Luellen blushed. “Yes,” she said. “He was. I did feel guilty about that, but, well, I couldn’t really help myself.”
“And did he listen to you, at least at first?”
“Oh, no. I listened to him. But he did appreciate the fact that I could listen intelligently and ask meaningful questions. By this time, of course, he’d given up George Eliot and was writing on some less well-known male novelists. I loved discussing his work with him.”
“His wife wasn’t, on the other hand, able to ask such meaningful questions?”
“Oh, dear.” Luellen dropped her head at Kate’s tone, which, Kate knew, had been a bit harsh, and tried surreptitiously to wipe away a tear.
“What finally happened?” Kate asked. They had better stick to the relevant facts, or at least return to George Eliot.
“He found another student to ask meaningful questions, I guess,” Luellen said, sniffing ominously. “I’m sorry,” she added, accepting a Kleenex from a box Kate pulled from a desk drawer where she kept them for student use when required. “Does all this have anything to do with the play?”
“I don’t know,” Kate said. “It might. Tell me how you found the play. Did Frank help with that too?”
“Yes. Someone else had found it. It’s a long story. Descendants of Helen Faucit’s found it in an old box in the attic. Apparently George Eliot had given it to her when they decided not to publish it, and it just stayed there, in the same house.”
“Which has been in the family all these years?”
“Oh, yes. Faucit and Theodore Martin moved to the country, to Surrey, and a niece of hers inherited the house, and it’s stayed in the family, or branches of the family, ever since. They cleaned out the attic–well, it is like all those old stories about finding papers, but in this case it’s true.”
“And how did the play come into your hands?”
“I got a letter from the man who now owns the house, the one who had gone through the stuff in the attic when they decided to turn the attic into living quarters, and I went to England to look at what he’d found. He said he had been given my name by a friend who taught English in a school and was crazy about George Eliot. Th
e friend had read my dissertation; it was about George Eliot’s conviction of the necessity of work. I was surprised that he’d even heard of it, but life is like that sometimes.”
“So you flew to England.”
“I went right away. It was terribly exciting. The schoolteacher didn’t know what to make of it, but he agreed that it seemed likely to be a play by her; it had all her seriousness and rather shaky verse.”
“Great ideas, but better expressed in prose.”
“Exactly.” Luellen nodded her agreement.
“And you brought the play back and asked for Frank’s advice.” It wasn’t exactly a question. “Surely the authentication would have been easier if the play had been handwritten, either by Eliot or by Lewes; there are plenty of examples of their handwriting around for comparison. Didn’t you think it odd that it was set in type if it was never to be published?”

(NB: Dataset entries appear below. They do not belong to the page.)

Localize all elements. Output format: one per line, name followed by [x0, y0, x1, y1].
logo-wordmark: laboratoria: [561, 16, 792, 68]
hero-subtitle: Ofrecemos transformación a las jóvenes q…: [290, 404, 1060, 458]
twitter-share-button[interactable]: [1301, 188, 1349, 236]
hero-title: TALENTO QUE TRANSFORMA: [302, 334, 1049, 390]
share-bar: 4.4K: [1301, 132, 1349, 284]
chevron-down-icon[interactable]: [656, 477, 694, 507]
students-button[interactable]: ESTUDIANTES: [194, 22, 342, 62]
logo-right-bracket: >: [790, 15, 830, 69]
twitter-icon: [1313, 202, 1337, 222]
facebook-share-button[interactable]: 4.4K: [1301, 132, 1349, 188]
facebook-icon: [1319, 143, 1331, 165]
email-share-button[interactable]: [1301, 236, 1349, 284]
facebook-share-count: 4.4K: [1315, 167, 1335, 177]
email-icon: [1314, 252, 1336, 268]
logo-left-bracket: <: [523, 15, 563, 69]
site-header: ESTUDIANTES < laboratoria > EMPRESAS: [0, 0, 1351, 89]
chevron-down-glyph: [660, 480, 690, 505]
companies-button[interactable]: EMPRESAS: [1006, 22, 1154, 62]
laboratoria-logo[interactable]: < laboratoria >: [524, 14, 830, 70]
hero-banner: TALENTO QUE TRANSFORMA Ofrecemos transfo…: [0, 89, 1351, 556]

“It wasn’t so surprising. When Eliot was struggling with The Spanish Gypsy her publisher Blackwood offered to set it into type for her so that she could correct it more easily, and he did. He probably made the same offer in this case, but when she saw the play in type she abandoned it.”
“Wisely, don’t you think?” Kate asked.
“Probably, from her point of view. But from our point of view as students of her life and work, it’s of great interest. Surely you can see that?”
“I certainly read it with interest,” Kate admitted. “I might even say I was riveted by it. Surely the expectation of a beautiful woman’s reforming a rake had been seen to be highly unlikely even in Eliot’s time–once a rake, always a rake. In fact, Eliot was remarkably astute in recognizing the tendency of people to follow their dominant trait to the end, wouldn’t you agree?”
“Well, as I said in my dissertation, quoting Mr. Farebrother from Middlemarch, ‘if a man is denied love from one woman he can eventually obtain it from another, but not so with one’s work: there is a fit, a suitability, a properness which, once botched, can never be made good.’ I think maybe Eliot came to see that this isn’t true. After all, Lydgate in Middlemarch marries the wrong woman–which botches his work; Farebrother probably was consoling himself for losing Mary Garth.”